Just for kicks, I rubbed out a small patch on Luna’s lower fender to see what kind of shine could be brought back, and we were pleasantly surprised with the gloss. So much so, that once the newly painted spots are safely cured, Victoria will break out the buffer and pretty up Luna’s entire body. In addition to rust-stopping, we’ll need to install a battery and four new tires, make sure the brakes are up to snuff, and get all the electricals functioning. I had her plug the battery charger onto the old, dead battery and it put out enough power to do a light check. Fortunately, more circuits worked than not, but we’ll still have some sleuthing ahead of us before everything that blinks and shines are doing just that.

Meanwhile, I had some odds and ends on Ringo I needed to address. During my drive home yesterday, I noticed the engine was pinging. When I put a timing light on it, I found the timing had moved about six degrees advanced. I hadn’t gotten the hold-down nut tight enough and the distributor had rotated on its own. I spun it back where it belonged and cranked down on the loose nut. Because there was still some vibration at highway speeds, I swapped another wheel from Heidi onto the right rear of Ringo. Also, when I installed the replacement muffler, it was touching the heat shield.

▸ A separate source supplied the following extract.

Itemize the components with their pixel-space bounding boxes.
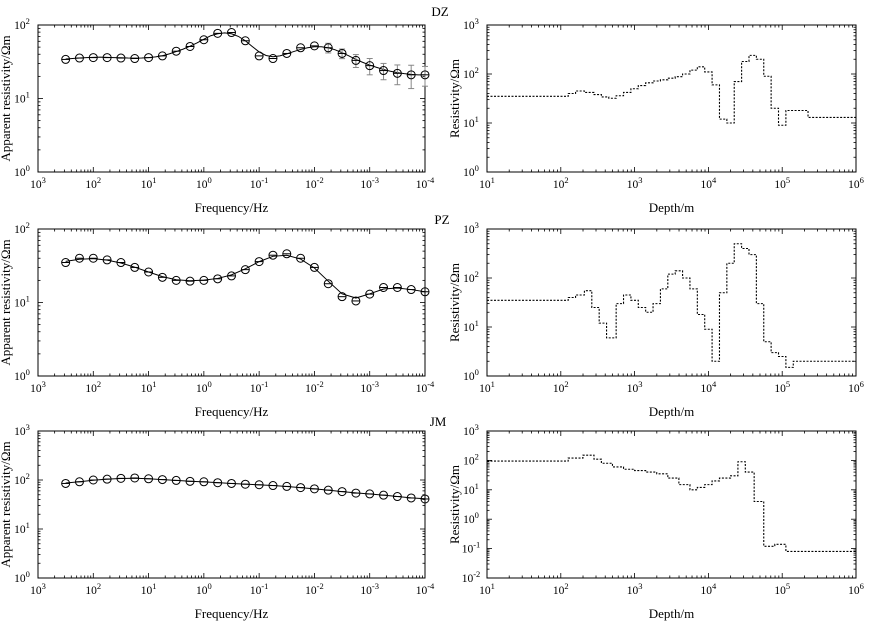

I decided to bend the shield back so there was no contact. Finally, there’s still water coming the corner of the backlight, so I ran silicone across the entire inside bottom joint of the weatherstrip-to-body joint. While the vibration was less during this morning’s commute, there was still water inside the backlight after last night’s rains. I’ll be getting out the soapy water and air blower again. I’m to the point where I’ll have to start applying the black silicone to the outside of the window.

Finally, I was able to complete a task and strike it from Glinda's To-Do list. I rebuilt the wiper switch and now it works swimmingly. I forced back the swagings, cleaned and lubricated the contacts, put the assembly back together, and swaged it snug. After installation, a quick test proved the success.